Главврач принял ее сразу, и Сажи, едва увидев его подобревшую вдруг физиономию, почувствовала, как у нее натянулась кожа на скулах и по лицу пронесся горячий ветер – признаки закипавшего гнева. Но сдержавшись, она сухо поздоровалась и так же сухо сказала:
– Доктор Костюкович вам уже сообщил, что стекла Зимина у нас есть? Через два-три дня я представлю вам протокол вскрытия и бланк гистологии.
– А большего и не нужно, Сажи Алимовна! – с энтузиазмом произнес главврач, словно только на нее и надеялся. – Работайте спокойно.
– Я принесла вам заявление: из больницы я ухожу. В конце месяца, – и она положила ему на стол листок бумаги.
– Как?! Почему? – оторопел главный. Каким бы он ни был, он все же понимал, что найти равного ей завотделением будет очень трудно, непросто будет найти и такого патогистолога, как Каширгова. – Ну что вы, Сажи Алимовна! Не спешите, подумайте. Ну произошло недоразумение! Инцидент исчерпан. Я вас не отпущу.

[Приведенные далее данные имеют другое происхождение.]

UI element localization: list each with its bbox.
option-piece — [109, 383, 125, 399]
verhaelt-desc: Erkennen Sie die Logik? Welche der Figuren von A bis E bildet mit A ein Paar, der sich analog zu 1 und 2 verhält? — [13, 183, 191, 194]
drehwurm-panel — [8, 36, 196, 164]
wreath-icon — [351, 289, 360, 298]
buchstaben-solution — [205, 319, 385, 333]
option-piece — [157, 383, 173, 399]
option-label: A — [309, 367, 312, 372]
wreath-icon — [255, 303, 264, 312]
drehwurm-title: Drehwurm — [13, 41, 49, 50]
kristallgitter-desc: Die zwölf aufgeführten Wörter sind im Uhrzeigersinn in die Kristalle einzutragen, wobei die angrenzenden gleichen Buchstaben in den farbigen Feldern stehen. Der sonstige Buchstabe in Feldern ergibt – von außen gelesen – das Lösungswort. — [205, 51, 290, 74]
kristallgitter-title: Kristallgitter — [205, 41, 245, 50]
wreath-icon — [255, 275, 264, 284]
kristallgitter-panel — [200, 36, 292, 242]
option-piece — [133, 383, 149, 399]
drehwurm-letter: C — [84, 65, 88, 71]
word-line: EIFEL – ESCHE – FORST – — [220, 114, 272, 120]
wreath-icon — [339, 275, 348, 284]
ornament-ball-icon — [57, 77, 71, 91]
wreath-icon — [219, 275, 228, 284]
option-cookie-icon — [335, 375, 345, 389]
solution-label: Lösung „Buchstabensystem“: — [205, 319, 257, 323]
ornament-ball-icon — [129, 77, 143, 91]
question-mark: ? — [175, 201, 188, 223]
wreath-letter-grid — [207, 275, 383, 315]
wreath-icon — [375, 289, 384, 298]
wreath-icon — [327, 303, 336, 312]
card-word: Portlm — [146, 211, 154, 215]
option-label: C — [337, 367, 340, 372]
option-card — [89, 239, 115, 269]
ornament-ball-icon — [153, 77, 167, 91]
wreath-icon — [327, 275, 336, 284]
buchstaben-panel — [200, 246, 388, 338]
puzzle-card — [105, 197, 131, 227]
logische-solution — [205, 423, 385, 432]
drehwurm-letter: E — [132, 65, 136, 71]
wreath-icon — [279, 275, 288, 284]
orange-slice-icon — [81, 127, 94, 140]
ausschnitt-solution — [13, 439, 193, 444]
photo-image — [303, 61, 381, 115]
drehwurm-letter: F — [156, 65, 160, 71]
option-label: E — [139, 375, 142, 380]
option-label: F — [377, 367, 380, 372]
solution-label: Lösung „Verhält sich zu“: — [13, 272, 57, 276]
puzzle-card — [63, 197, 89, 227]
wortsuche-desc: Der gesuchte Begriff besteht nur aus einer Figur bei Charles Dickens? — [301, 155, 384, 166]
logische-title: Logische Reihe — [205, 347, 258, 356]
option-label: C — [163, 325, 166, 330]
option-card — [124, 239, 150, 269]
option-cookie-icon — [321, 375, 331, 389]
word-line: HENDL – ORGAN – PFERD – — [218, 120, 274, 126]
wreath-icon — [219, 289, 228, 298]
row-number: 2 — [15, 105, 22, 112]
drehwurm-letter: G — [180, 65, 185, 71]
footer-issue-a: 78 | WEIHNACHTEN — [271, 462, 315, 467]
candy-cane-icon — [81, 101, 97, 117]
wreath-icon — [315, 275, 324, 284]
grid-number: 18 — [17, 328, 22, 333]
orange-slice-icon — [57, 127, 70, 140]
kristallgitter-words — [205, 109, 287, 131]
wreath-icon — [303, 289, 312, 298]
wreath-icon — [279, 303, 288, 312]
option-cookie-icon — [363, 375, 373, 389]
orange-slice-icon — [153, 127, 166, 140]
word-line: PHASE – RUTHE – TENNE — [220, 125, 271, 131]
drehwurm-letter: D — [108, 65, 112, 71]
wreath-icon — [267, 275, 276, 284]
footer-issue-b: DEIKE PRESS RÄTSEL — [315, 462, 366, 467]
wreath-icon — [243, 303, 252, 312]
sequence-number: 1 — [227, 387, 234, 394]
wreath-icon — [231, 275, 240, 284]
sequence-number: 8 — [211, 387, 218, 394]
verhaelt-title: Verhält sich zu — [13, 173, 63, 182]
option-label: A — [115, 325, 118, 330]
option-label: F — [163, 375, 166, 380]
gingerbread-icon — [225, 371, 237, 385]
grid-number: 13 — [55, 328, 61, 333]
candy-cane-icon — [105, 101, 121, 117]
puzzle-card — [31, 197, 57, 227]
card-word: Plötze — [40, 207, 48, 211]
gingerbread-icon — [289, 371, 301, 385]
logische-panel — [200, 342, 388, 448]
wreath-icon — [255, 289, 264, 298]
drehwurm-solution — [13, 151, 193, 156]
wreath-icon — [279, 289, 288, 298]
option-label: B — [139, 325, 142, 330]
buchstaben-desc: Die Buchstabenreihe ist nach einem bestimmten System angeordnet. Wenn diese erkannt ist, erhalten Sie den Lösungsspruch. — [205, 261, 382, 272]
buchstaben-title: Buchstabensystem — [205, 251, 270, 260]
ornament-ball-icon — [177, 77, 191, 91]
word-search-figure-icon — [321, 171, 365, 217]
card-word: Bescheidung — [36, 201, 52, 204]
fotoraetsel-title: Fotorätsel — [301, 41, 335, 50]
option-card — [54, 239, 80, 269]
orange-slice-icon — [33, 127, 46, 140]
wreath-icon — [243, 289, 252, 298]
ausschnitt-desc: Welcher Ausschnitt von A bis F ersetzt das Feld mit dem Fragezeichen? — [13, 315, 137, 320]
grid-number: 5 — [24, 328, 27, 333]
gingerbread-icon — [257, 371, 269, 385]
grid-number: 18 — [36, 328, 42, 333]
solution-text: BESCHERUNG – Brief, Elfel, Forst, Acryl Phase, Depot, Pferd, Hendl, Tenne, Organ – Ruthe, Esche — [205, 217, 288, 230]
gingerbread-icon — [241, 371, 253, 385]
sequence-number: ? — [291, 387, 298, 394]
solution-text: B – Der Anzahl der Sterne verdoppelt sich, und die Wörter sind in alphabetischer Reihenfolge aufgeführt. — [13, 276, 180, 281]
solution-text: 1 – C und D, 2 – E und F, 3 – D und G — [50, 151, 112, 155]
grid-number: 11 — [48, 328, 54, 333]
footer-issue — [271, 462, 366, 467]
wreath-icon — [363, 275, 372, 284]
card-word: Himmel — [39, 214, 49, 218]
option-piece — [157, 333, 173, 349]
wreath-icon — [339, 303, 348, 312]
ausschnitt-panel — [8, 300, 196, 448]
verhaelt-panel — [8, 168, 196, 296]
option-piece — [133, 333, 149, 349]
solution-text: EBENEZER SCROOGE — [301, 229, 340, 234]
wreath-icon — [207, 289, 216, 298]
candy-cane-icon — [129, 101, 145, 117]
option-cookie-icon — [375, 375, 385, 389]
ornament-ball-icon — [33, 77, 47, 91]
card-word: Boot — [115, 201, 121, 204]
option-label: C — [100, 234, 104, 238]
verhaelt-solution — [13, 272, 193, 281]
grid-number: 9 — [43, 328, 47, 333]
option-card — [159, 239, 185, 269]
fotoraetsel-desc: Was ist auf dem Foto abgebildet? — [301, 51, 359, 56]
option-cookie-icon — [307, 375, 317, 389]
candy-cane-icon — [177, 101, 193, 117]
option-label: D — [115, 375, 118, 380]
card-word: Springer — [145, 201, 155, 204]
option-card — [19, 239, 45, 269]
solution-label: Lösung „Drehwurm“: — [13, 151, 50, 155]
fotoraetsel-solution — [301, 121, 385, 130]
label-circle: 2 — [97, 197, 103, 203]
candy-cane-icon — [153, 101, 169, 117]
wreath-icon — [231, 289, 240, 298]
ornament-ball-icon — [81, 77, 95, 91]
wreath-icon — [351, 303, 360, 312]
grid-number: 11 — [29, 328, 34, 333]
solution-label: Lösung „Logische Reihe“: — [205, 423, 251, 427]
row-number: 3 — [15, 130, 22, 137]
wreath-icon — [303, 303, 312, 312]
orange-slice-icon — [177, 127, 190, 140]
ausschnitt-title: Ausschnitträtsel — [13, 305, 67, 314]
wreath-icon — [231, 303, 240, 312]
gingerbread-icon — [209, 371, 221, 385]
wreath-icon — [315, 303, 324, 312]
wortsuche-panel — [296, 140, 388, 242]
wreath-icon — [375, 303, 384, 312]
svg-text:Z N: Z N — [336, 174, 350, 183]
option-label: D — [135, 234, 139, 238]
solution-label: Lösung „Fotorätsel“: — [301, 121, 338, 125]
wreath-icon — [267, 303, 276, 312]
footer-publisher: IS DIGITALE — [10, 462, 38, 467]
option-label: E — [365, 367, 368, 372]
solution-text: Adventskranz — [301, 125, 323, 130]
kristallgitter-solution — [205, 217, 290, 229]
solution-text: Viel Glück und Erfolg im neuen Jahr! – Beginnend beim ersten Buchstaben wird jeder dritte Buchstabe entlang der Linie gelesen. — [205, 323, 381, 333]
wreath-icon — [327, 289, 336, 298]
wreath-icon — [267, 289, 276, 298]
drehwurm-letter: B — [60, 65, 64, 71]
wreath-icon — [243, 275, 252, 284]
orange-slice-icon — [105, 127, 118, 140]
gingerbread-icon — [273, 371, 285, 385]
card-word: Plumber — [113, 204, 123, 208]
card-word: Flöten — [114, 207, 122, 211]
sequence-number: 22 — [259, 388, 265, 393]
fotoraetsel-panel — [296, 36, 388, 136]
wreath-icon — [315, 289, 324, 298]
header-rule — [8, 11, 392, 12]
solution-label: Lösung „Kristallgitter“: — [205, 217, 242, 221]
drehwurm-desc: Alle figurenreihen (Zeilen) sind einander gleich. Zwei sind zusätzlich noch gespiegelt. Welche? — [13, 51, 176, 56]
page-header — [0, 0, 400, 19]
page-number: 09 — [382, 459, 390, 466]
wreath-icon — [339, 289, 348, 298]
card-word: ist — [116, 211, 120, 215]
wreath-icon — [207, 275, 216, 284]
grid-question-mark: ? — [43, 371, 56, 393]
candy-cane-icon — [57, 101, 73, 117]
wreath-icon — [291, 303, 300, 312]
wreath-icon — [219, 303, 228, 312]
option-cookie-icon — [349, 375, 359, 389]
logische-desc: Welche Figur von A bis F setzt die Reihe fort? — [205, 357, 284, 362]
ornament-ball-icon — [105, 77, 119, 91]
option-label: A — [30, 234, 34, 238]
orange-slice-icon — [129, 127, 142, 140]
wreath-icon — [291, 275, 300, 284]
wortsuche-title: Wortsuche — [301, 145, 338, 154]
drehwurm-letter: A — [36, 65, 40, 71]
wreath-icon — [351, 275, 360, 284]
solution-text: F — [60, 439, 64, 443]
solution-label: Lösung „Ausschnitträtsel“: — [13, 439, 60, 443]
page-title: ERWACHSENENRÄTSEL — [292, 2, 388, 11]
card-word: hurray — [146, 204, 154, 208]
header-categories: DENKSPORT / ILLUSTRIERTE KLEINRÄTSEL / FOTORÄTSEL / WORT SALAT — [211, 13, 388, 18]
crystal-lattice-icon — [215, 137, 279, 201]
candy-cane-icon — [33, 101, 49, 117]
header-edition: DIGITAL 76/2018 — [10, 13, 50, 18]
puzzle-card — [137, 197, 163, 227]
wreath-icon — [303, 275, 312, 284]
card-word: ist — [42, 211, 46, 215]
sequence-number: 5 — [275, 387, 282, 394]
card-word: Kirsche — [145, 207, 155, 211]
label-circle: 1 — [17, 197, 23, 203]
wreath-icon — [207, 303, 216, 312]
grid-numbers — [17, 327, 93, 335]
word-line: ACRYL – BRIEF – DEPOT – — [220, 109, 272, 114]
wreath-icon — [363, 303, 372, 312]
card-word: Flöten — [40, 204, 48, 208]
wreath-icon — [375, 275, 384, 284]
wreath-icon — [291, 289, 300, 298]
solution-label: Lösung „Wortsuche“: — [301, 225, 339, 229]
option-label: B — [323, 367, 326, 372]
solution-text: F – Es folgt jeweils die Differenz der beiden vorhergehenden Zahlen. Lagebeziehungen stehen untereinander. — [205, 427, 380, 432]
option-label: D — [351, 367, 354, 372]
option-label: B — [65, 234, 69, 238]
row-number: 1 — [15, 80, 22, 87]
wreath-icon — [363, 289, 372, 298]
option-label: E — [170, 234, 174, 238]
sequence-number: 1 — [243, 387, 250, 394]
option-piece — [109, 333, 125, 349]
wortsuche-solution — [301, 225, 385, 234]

– Это не недоразумение. И вы прекрасно понимаете, о чем речь. После этого мы не сработаемся. Я ухожу на кафедру. У профессора Сивака есть место ассистента. Вы много потеряете, если от вас уйдет и такой невропатолог, как Костюкович. До свидания, – круто повернувшись, она вышла из кабинета.
26
Минут за тридцать Михальченко и Рудько добрались до стекляшки-будки поста ГАИ на Волынском шоссе. Дежуривший рябой старшина, поняв, что от него требуется, вышел и занял место у разделительной линии на «островке безопасности» – овальном пятачке, возвышавшемся над шоссе сантиметров на пятнадцать-двадцать.

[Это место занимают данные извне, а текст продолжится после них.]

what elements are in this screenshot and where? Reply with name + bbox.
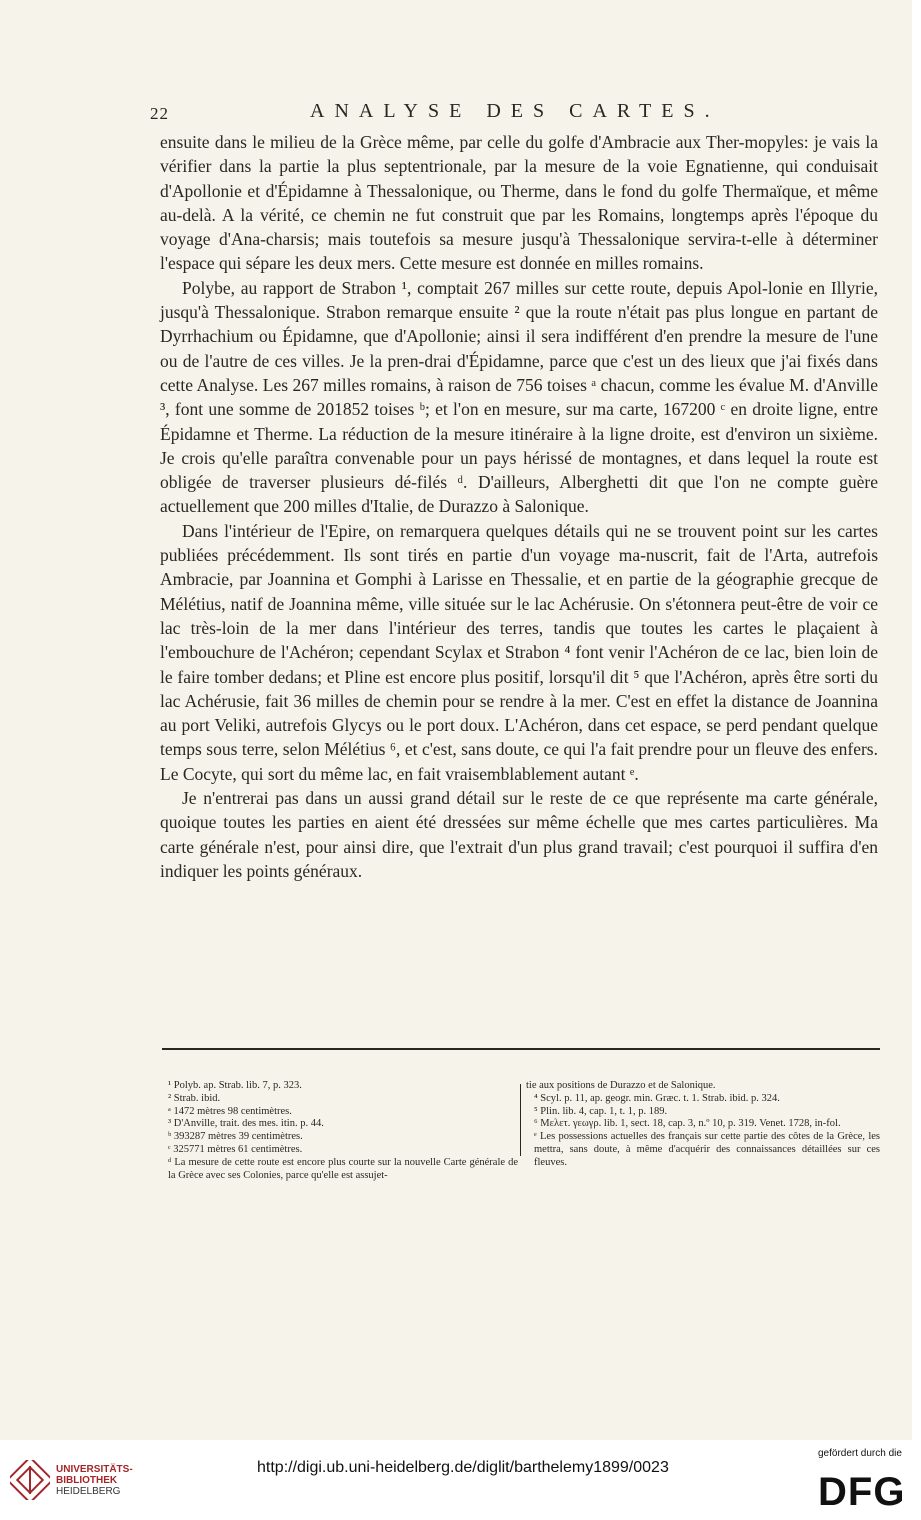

– Ну что, будем загорать? – вздохнул Михальченко и глянул на часы. Была половина девятого утра. – Знать бы сколько.
– Кто знает. Тут Дугаев нами распоряжается, – отозвался Рудько. Но завгар сказал мне, что Дугаев сегодня должен обязательно вернуться.
– Хоть бы почитать что, – Михальченко окинул взглядом столик, на котором, кроме многоканального телефона-коммутатора ничего не было.
– Может, сгоняем в "подкидного"? – спросил Рудько.
– А карты?
– Это добро найдем, – Рудько вытянул ящичек стола и, порывшись, извлек колоду замусоленных карт. – Сдавай.
Сколько партий они сыграли, Михальченко не помнил, время тянулось медленно. Около часа дня они пошли в придорожный буфет, сколоченный из толстых фанерных щитов, стоявший между магазином автозапчастей и заправочными колонками. Буфет был почти пустой – всех отпугнули цены, а прежде тут всегда было полно шоферов-"дальнобойщиков". Взяли по две чашечки кофе и по пачке вафель. Когда вышли, Михальченко сказал:
– Ты иди, Богдан, а я в туалет схожу.
Возвращаясь из туалета, увидел, что старшина, остановив какой-то "ЗИЛ", разговаривал с шофером, сидевшим в кабине, лица его Михальченко не видел, но по номеру на борту понял: это та машина, которую они ждали. Михальченко быстро пошел в будку, где сидел Рудько.
– Дугаев прибыл, – коротко сообщил он Рудько.
Минут через пять вошли старшина и Дугаев.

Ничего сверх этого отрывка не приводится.